We have an opportunity to see that America does better by its children. Now more than ever, as we emerge from the deepest financial and economic crisis of our lifetimes, people need the know-how to manage the ways and means of their lives. The choices they face in the financial marketplace – with instruments like mortgages, credit cards, auto loans, student loans, credit reporting, and more – are increasingly complex. Many consumers use the “Tell Your Story” feature of our website to describe their lasting regret that they did not know more at the time they made important financial decisions.

The most obvious way to create a more financially capable nation is to insist on having financial education in every one of our schools. In my opinion, this is an imperative we cannot afford to ignore or defer. Last year, we issued a report on advancing K-12 financial education. The report presents five policy recommendations that build on the great work already done by many of you and your colleagues. Let me briefly restate them here.

Our first recommendation is that financial education should begin at a young age, should be made a priority as students approach graduation from high school, and should continue to evolve through the various stages of adulthood. When we do not teach children about personal finance – about managing household budgets, saving for the future, or making informed decisions about larger investments in an education or a home – we are failing them in a very shameful and costly way. We can do this with integrated curricula in our schools, so the benefits of compound interest are understood in math class, economic costs and risks are taught in social studies class, and essay topics in English class may cover how we use money, how we protect our money, or how we can take control of our financial lives to achieve our goals.

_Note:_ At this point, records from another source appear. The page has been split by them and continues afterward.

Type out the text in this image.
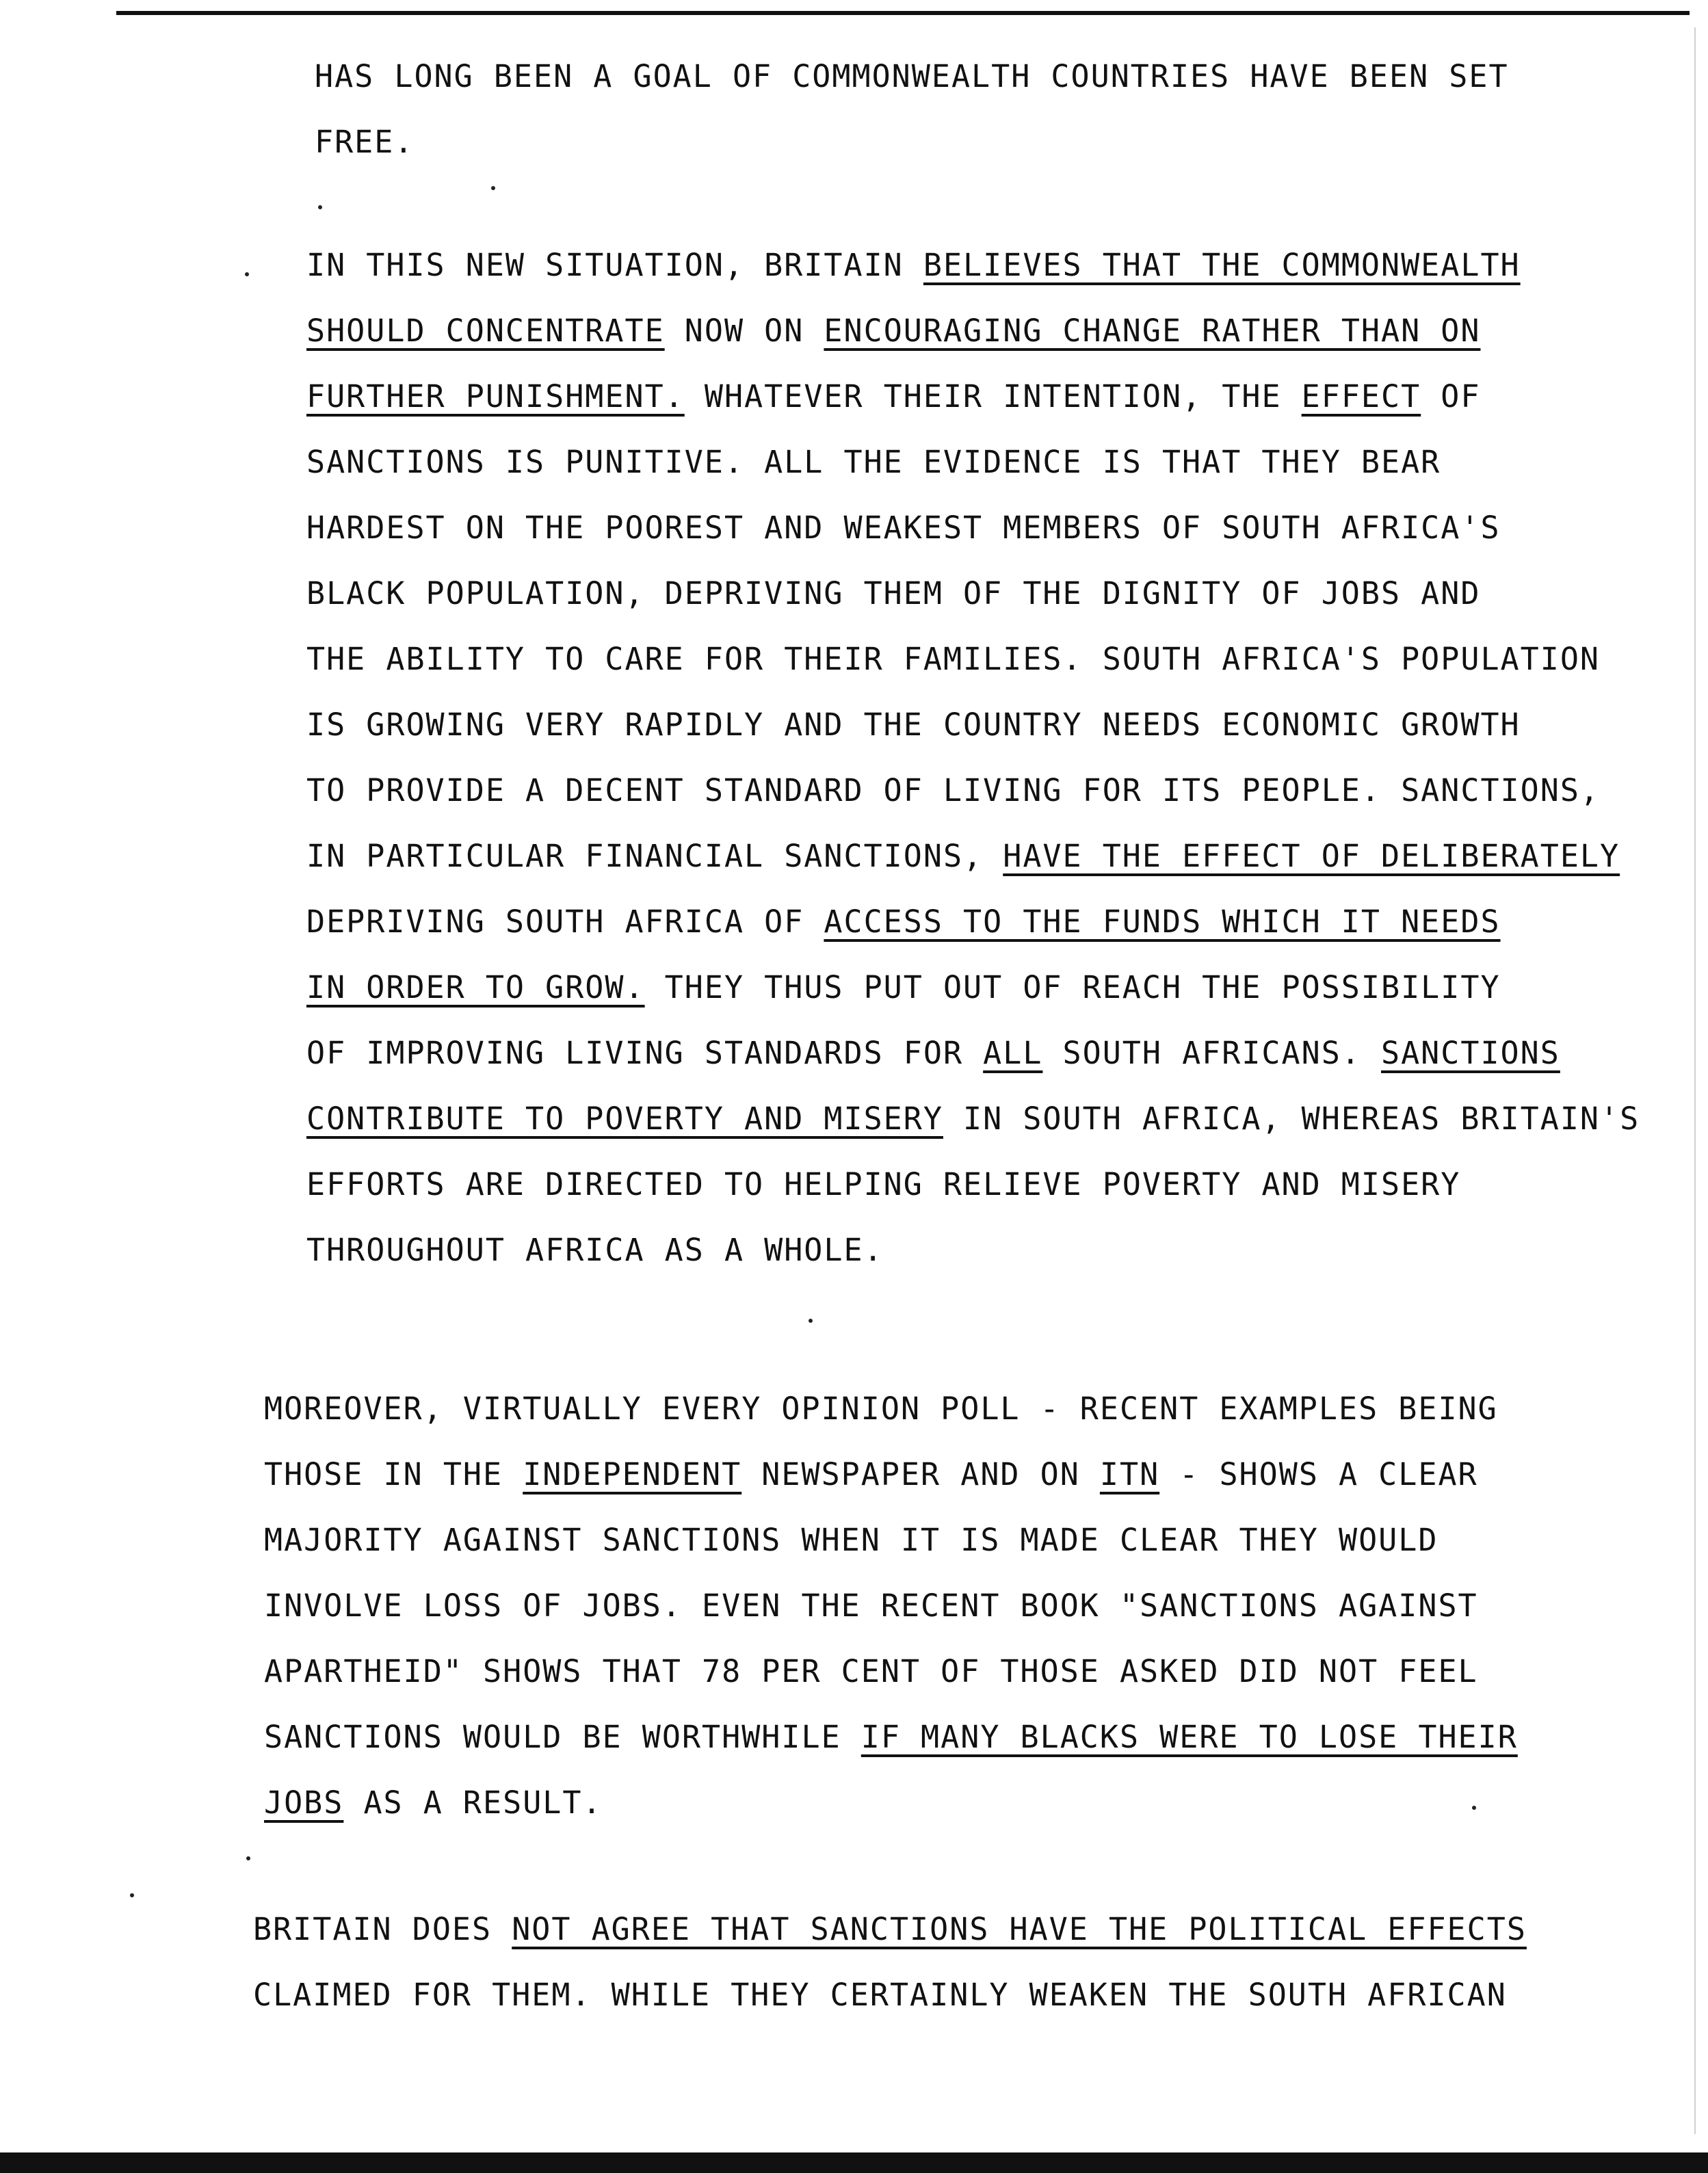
HAS LONG BEEN A GOAL OF COMMONWEALTH COUNTRIES HAVE BEEN SET
FREE.
IN THIS NEW SITUATION, BRITAIN BELIEVES THAT THE COMMONWEALTH
SHOULD CONCENTRATE NOW ON ENCOURAGING CHANGE RATHER THAN ON
FURTHER PUNISHMENT. WHATEVER THEIR INTENTION, THE EFFECT OF
SANCTIONS IS PUNITIVE. ALL THE EVIDENCE IS THAT THEY BEAR
HARDEST ON THE POOREST AND WEAKEST MEMBERS OF SOUTH AFRICA'S
BLACK POPULATION, DEPRIVING THEM OF THE DIGNITY OF JOBS AND
THE ABILITY TO CARE FOR THEIR FAMILIES. SOUTH AFRICA'S POPULATION
IS GROWING VERY RAPIDLY AND THE COUNTRY NEEDS ECONOMIC GROWTH
TO PROVIDE A DECENT STANDARD OF LIVING FOR ITS PEOPLE. SANCTIONS,
IN PARTICULAR FINANCIAL SANCTIONS, HAVE THE EFFECT OF DELIBERATELY
DEPRIVING SOUTH AFRICA OF ACCESS TO THE FUNDS WHICH IT NEEDS
IN ORDER TO GROW. THEY THUS PUT OUT OF REACH THE POSSIBILITY
OF IMPROVING LIVING STANDARDS FOR ALL SOUTH AFRICANS. SANCTIONS
CONTRIBUTE TO POVERTY AND MISERY IN SOUTH AFRICA, WHEREAS BRITAIN'S
EFFORTS ARE DIRECTED TO HELPING RELIEVE POVERTY AND MISERY
THROUGHOUT AFRICA AS A WHOLE.
MOREOVER, VIRTUALLY EVERY OPINION POLL - RECENT EXAMPLES BEING
THOSE IN THE INDEPENDENT NEWSPAPER AND ON ITN - SHOWS A CLEAR
MAJORITY AGAINST SANCTIONS WHEN IT IS MADE CLEAR THEY WOULD
INVOLVE LOSS OF JOBS. EVEN THE RECENT BOOK "SANCTIONS AGAINST
APARTHEID" SHOWS THAT 78 PER CENT OF THOSE ASKED DID NOT FEEL
SANCTIONS WOULD BE WORTHWHILE IF MANY BLACKS WERE TO LOSE THEIR
JOBS AS A RESULT.
BRITAIN DOES NOT AGREE THAT SANCTIONS HAVE THE POLITICAL EFFECTS
CLAIMED FOR THEM. WHILE THEY CERTAINLY WEAKEN THE SOUTH AFRICAN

Second, we recommend that as part of youth financial education, students should practice financial management through experiential learning. Regardless of whether they are simulating a banking experience, playing a computer game that hones financial decision-making skills, or following the progress of the stock market, they will learn more effectively from this experience.

Third, we must engage and support those teachers who are interested in teaching personal financial management. We need to ensure that teachers have the support they need. We want them to have access to training and incentives to take part, such as continuing education credits or need-based travel stipends. We are developing teacher training resources through the Bureau and partnering with others to do more in this area.

Fourth, in addition to equipping teachers with the training they need to teach financial skills, we also recommend integrating financial education concepts into standardized tests. Doing so would increase incentives for educators to teach these topics and present an opportunity to measure and track the performance of students on financial education content. We have been working on this issue with those in charge of writing the tests.

Fifth, though providing financial education in schools is critical, there are also enormous benefits when that education is present in the home. We need parents to be as involved as their children are in learning to master the concepts of personal financial management. Parents help set expectations, and research has shown that if parents engage their children by establishing a savings account for them, these children are seven times more likely to attend college than those without a savings account. Affecting how families approach financial education will not be easy, but the presentation of financial education in the schools will be a further stimulus to parents.

I look forward to working with all of you to help our young people gain the financial capability they need to control and shape their lives. Thank you.